Reviews are part of the infrastructure in some organisations but are often forgotten in others. I think they are a really important part of leadership. They provide the chance to celebrate success, diagnose problems, reset directions and most importantly LEARN. Facilitating really effective reviews is about setting up an environment for sharing and learning, so that the data behind under- or over-performance are fully understood. This is the basis for preventing repeated mistakes and also replicating great performance. Effective reviews can help a leader to steer a course through troubled waters.

Going it alone

I hope that these examples have shown the overlap between effective leadership and facilitation. However, I’ve only described situations in which a leader works with a facilitator. In this joint leadership, the leader of the organisation leads the content (including decision making)  and the facilitator leads the process (including the process by which decisions are made).
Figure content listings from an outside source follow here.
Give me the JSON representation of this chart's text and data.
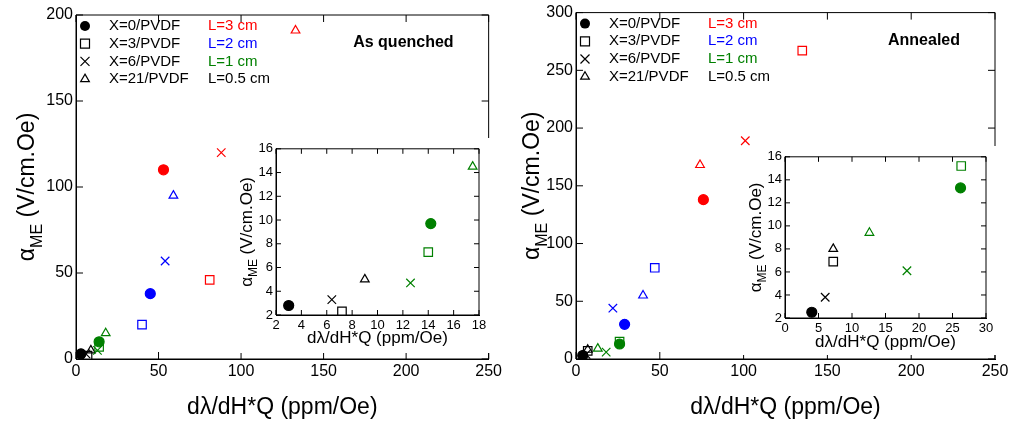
{
  "chart_data": [
    {
      "type": "scatter",
      "title": "As quenched",
      "xlabel": "dλ/dH*Q (ppm/Oe)",
      "ylabel": "α$_{ME}$ (V/cm.Oe)",
      "xlim": [
        0,
        250
      ],
      "xticks": [
        0,
        50,
        100,
        150,
        200,
        250
      ],
      "ylim": [
        0,
        200
      ],
      "yticks": [
        0,
        50,
        100,
        150,
        200
      ],
      "grid": false,
      "legend": "top left",
      "annotations": [
        "L=3 cm",
        "L=2 cm",
        "L=1 cm",
        "L=0.5 cm"
      ],
      "series": [
        {
          "name": "X=0/PVDF",
          "marker": "circle",
          "color": "#000000",
          "x": [
            53,
            45,
            14,
            3
          ],
          "values": [
            110,
            38,
            10,
            3
          ],
          "colors": [
            "#ff0000",
            "#0000ff",
            "#008000",
            "#000000"
          ]
        },
        {
          "name": "X=3/PVDF",
          "marker": "square",
          "color": "#000000",
          "x": [
            81,
            40,
            14,
            7
          ],
          "values": [
            46,
            20,
            7,
            2
          ],
          "colors": [
            "#ff0000",
            "#0000ff",
            "#008000",
            "#000000"
          ]
        },
        {
          "name": "X=6/PVDF",
          "marker": "cross",
          "color": "#000000",
          "x": [
            88,
            54,
            13,
            6
          ],
          "values": [
            120,
            57,
            5,
            3
          ],
          "colors": [
            "#ff0000",
            "#0000ff",
            "#008000",
            "#000000"
          ]
        },
        {
          "name": "X=21/PVDF",
          "marker": "triangle",
          "color": "#000000",
          "x": [
            133,
            59,
            18,
            9
          ],
          "values": [
            191,
            95,
            15,
            5
          ],
          "colors": [
            "#ff0000",
            "#0000ff",
            "#008000",
            "#000000"
          ]
        }
      ]
    },
    {
      "type": "scatter",
      "xlabel": "dλ/dH*Q (ppm/Oe)",
      "ylabel": "α$_{ME}$ (V/cm.Oe)",
      "xlim": [
        2,
        18
      ],
      "xticks": [
        2,
        4,
        6,
        8,
        10,
        12,
        14,
        16,
        18
      ],
      "ylim": [
        2,
        16
      ],
      "yticks": [
        2,
        4,
        6,
        8,
        10,
        12,
        14,
        16
      ],
      "grid": false,
      "series": [
        {
          "marker": "circle",
          "x": [
            14.2,
            3
          ],
          "values": [
            9.7,
            2.8
          ],
          "colors": [
            "#008000",
            "#000000"
          ]
        },
        {
          "marker": "square",
          "x": [
            14,
            7.2
          ],
          "values": [
            7.3,
            2.3
          ],
          "colors": [
            "#008000",
            "#000000"
          ]
        },
        {
          "marker": "cross",
          "x": [
            12.6,
            6.4
          ],
          "values": [
            4.7,
            3.3
          ],
          "colors": [
            "#008000",
            "#000000"
          ]
        },
        {
          "marker": "triangle",
          "x": [
            17.5,
            9
          ],
          "values": [
            14.5,
            5
          ],
          "colors": [
            "#008000",
            "#000000"
          ]
        }
      ]
    },
    {
      "type": "scatter",
      "title": "Annealed",
      "xlabel": "dλ/dH*Q (ppm/Oe)",
      "ylabel": "α$_{ME}$ (V/cm.Oe)",
      "xlim": [
        0,
        250
      ],
      "xticks": [
        0,
        50,
        100,
        150,
        200,
        250
      ],
      "ylim": [
        0,
        300
      ],
      "yticks": [
        0,
        50,
        100,
        150,
        200,
        250,
        300
      ],
      "grid": false,
      "legend": "top left",
      "annotations": [
        "L=3 cm",
        "L=2 cm",
        "L=1 cm",
        "L=0.5 cm"
      ],
      "series": [
        {
          "name": "X=0/PVDF",
          "marker": "circle",
          "color": "#000000",
          "x": [
            76,
            29,
            26,
            4
          ],
          "values": [
            138,
            30,
            13,
            3
          ],
          "colors": [
            "#ff0000",
            "#0000ff",
            "#008000",
            "#000000"
          ]
        },
        {
          "name": "X=3/PVDF",
          "marker": "square",
          "color": "#000000",
          "x": [
            135,
            47,
            26,
            7
          ],
          "values": [
            267,
            79,
            15,
            7
          ],
          "colors": [
            "#ff0000",
            "#0000ff",
            "#008000",
            "#000000"
          ]
        },
        {
          "name": "X=6/PVDF",
          "marker": "cross",
          "color": "#000000",
          "x": [
            101,
            22,
            18,
            6
          ],
          "values": [
            189,
            44,
            6,
            4
          ],
          "colors": [
            "#ff0000",
            "#0000ff",
            "#008000",
            "#000000"
          ]
        },
        {
          "name": "X=21/PVDF",
          "marker": "triangle",
          "color": "#000000",
          "x": [
            74,
            40,
            13,
            7
          ],
          "values": [
            168,
            55,
            9,
            8
          ],
          "colors": [
            "#ff0000",
            "#0000ff",
            "#008000",
            "#000000"
          ]
        }
      ]
    },
    {
      "type": "scatter",
      "xlabel": "dλ/dH*Q (ppm/Oe)",
      "ylabel": "α$_{ME}$ (V/cm.Oe)",
      "xlim": [
        0,
        30
      ],
      "xticks": [
        0,
        5,
        10,
        15,
        20,
        25,
        30
      ],
      "ylim": [
        2,
        16
      ],
      "yticks": [
        2,
        4,
        6,
        8,
        10,
        12,
        14,
        16
      ],
      "grid": false,
      "series": [
        {
          "marker": "circle",
          "x": [
            26.2,
            4
          ],
          "values": [
            13.3,
            2.5
          ],
          "colors": [
            "#008000",
            "#000000"
          ]
        },
        {
          "marker": "square",
          "x": [
            26.3,
            7.2
          ],
          "values": [
            15.2,
            6.9
          ],
          "colors": [
            "#008000",
            "#000000"
          ]
        },
        {
          "marker": "cross",
          "x": [
            18.2,
            6
          ],
          "values": [
            6.1,
            3.8
          ],
          "colors": [
            "#008000",
            "#000000"
          ]
        },
        {
          "marker": "triangle",
          "x": [
            12.6,
            7.2
          ],
          "values": [
            9.4,
            8
          ],
          "colors": [
            "#008000",
            "#000000"
          ]
        }
      ]
    }
  ]
}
However, sometimes it isn’t possible for a leader to work with a facilitator (e.g. day-to-day meetings, small companies, and more junior managers that don’t have the budget). In these situations, managers often ask me: ‘Can I effectively facilitate and lead my meeting?’ May response is always ‘Yes’. In fact, as the Meeting Magic business grows, I have more experience of working this way myself. The three principles that I use the most are:

  • Knowing when to lead and when to follow – being very clear about when I need to set a decision and communicate it and when I need to collaborate with the team.
  • Going slow to go quickly – I have a need for speed! This means I sometimes have to hold myself back and take time to set things up well with the team, rather than rushing headlong into activity.
  • Don’t do for the group what they can do for themselves – for me, this is part of having a mutual, adult relationship with the team, not micro-managing everything.

These principles apply in group situations but, if facilitation is a leadership style, they shouldn’t just be reserved for meetings. I try to practice a facilitative approach in all of my interactions with clients, suppliers and colleagues. I learn as much about myself and my facilitation from these day-to-day interactions as I do from the meetings I lead.

I believe that all leaders should have a grounding in facilitation. I’m still in touch with people who I trained in facilitation in my days at Mars and they all say that it was one of the most useful, universally applicable skills they learnt. So, my final encouragement to any leader who wants to engage, motivate, inspire or align is either to find a facilitator that you work well with (an important criteria is that they should make you look good!) or learn to facilitate yourself.

This article by Katherine Woods first appeared in September 2012.